Samer Issawi continua sciopero fame in carcere

Prosegue la protesta del palestinese, detenuto in carcere a Gerusalemme e condannato da una Corte militare israeliana a scontare 20 anni di prigione.

palestinaE’ cominciato oggi il suo 167esimo giorno di sciopero della fame. E lo ha promesso: non smetterà finché non sarà liberato. Anche a costo di morire. Continua la battaglia di Samer al-Issawi, detenuto in carcere a Gerusalemme e condannato da una Corte militare israeliana a scontare 20 anni di prigione. La battaglia è anche quella dei suoi familiari, che da qualche settimana denunciano vessazioni e violenze da parte dell’esercito israeliano nei loro confronti. Una vendetta, dicono, perché Samer, dopo più di cinque mesi, ancora non cede.

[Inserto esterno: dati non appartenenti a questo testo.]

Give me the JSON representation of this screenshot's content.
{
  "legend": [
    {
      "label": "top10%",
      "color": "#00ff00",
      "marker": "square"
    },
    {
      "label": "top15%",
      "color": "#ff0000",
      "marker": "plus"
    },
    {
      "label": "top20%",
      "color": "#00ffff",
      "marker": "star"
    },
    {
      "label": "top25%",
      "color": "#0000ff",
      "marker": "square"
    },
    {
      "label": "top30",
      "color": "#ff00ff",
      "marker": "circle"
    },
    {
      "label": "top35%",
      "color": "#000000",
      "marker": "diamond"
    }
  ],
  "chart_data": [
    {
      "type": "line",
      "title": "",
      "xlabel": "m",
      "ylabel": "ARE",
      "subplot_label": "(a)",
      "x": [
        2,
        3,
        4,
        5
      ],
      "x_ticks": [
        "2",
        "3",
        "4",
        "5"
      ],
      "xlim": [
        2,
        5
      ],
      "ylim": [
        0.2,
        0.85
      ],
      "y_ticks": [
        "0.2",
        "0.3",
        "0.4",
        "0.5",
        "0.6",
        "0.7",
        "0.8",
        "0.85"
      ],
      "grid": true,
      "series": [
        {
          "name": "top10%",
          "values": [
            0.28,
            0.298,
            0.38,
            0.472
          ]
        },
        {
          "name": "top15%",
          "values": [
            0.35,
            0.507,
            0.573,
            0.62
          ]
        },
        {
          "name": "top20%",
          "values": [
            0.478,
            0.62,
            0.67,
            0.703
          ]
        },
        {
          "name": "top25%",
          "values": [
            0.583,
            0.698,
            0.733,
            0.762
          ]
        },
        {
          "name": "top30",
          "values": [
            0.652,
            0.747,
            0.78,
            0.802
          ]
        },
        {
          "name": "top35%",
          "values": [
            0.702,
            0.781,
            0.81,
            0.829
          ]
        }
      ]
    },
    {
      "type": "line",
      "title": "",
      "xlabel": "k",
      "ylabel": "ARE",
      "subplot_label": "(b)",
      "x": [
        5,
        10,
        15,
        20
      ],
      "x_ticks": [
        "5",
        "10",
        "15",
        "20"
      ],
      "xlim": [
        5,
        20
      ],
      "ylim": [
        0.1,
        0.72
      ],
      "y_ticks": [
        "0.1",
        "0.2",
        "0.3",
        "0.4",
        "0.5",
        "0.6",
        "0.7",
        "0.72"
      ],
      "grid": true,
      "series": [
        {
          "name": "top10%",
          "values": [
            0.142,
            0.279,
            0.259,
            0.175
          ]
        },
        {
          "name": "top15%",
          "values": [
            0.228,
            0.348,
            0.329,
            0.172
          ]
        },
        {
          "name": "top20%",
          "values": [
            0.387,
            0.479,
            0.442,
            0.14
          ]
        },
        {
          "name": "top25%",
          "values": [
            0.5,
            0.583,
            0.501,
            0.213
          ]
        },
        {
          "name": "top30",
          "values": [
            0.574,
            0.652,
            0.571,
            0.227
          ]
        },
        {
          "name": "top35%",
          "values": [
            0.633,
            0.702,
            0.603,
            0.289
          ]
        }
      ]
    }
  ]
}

I familiari insistono che l’arresto di al-Issawi, nel luglio scorso, è avvenuto in piena violazione degli accordi relativi allo scambio di prigionieri tra esercito israeliano e Hamas del 2011. Catturato nel 2001 durante la seconda Intifada e condannato a 30 anni di carcere per aver sparato contro i soldati di Tel Aviv davanti al suo villaggio di origine, al-Issawiya – incluso dalle autorità israeliane nella municipalità di Gerusalemme – Samer al-Issawi era stato liberato assieme a oltre un migliaio di palestinesi in cambio di Gilad Shalit.

Poco più di sei mesi dopo è stato arrestato nuovamente in una zona, a detta dell’esercito israeliano, “non appartenente al governatorato di Gerusalemme”, ovvero in Cisgiordania. Per aver violato i confini entro i quali avrebbe dovuto restare, è stato condannato a scontare i restanti 20 anni della pena condonatagli con lo scambio. Confini “labili, che cambiano continuamente a seconda dei decreti delle autorità israeliane” a detta del padre di Samer. Il tutto nella tristemente famosa “detenzione amministrativa”, pratica quasi standard per i prigionieri palestinesi: nessun capo d’accusa, nessuna difesa, nessun processo. Solo una sentenza della corte militare.

Il prigioniero, in condizioni critiche, non accenna a mollare lo sciopero della fame. Ha accettato da poco la somministrazione di vitamine e liquidi per via endovenosa dietro minaccia israeliana di iniettargli a forza del glucosio che, visto il suo stato di salute, probabilmente l’avrebbe ucciso. Una determinazione che, secondo sua sorella Shireen, spaventa Israele, memori dello sciopero della fame di massa avvenuto lo scorso anno, quando l’esempio di Khader Adnan e Hana Shalabi portò più di duemila detenuti palestinesi a rifiutare il cibo per 66 giorni, costringendo le autorità carcerarie israeliane a concedere un miglioramento delle condizioni dei prigionieri e trascinando le carceri dell'”unica democrazia del Medio Oriente” sotto i riflettori della comunità internazionale.

La famiglia al-Issawi denuncia una serie di violenze subite nelle ultime settimane. Più precisamente dal giorno in è stato diffuso in rete un video che mostra sette soldati israeliani picchiare selvaggiamente Samer – in sciopero della fame da oltre 150 giorni e su una sedia a rotelle – nell’aula della Corte dei Magistrati di Gerusalemme sotto gli occhi impassibili di un giudice. Per aver tentato di salutare sua madre prendendole le mani. Da allora, sua sorella Shireen è stata arrestata nella sua casa e tenuta 24 ore in carcere per “attività sovversiva”, ossia l’organizzazione di manifestazioni, in Palestina e fuori, per sostenere il fratello e la sua battaglia. E la sua licenza di avvocato è stata sospesa per sei mesi.

La tenda piantata all’ingresso del villaggio, un luogo di discussione e un simbolo del sostegno a Samer da parte degli abitanti del suo villaggio, è stata smantellata dall’esercito più volte. Il primo gennaio la casa del fratello Ra’fat è stata demolita. E qualche giorno fa i soldati israeliani hanno tolto l’acqua alla casa della famiglia al-Issawi, presentando un fantomatico conto di 50.000 dollari – decine di anni di uso quotidiano, dollaro più dollaro meno – per gli arretrati. Nonostante le bollette regolarmente pagate. “Questa – ha dichiarato Shireen – è la loro vendetta contro la nostra famiglia”.

Secondo l’organizzazione Addameer, che si occupa del supporto e dei diritti umani dei prigionieri, circa il 40% della popolazione palestinese maschile è passata per le carceri israeliane a un certo punto della propria vita. Spesso senza capi d’accusa né processo.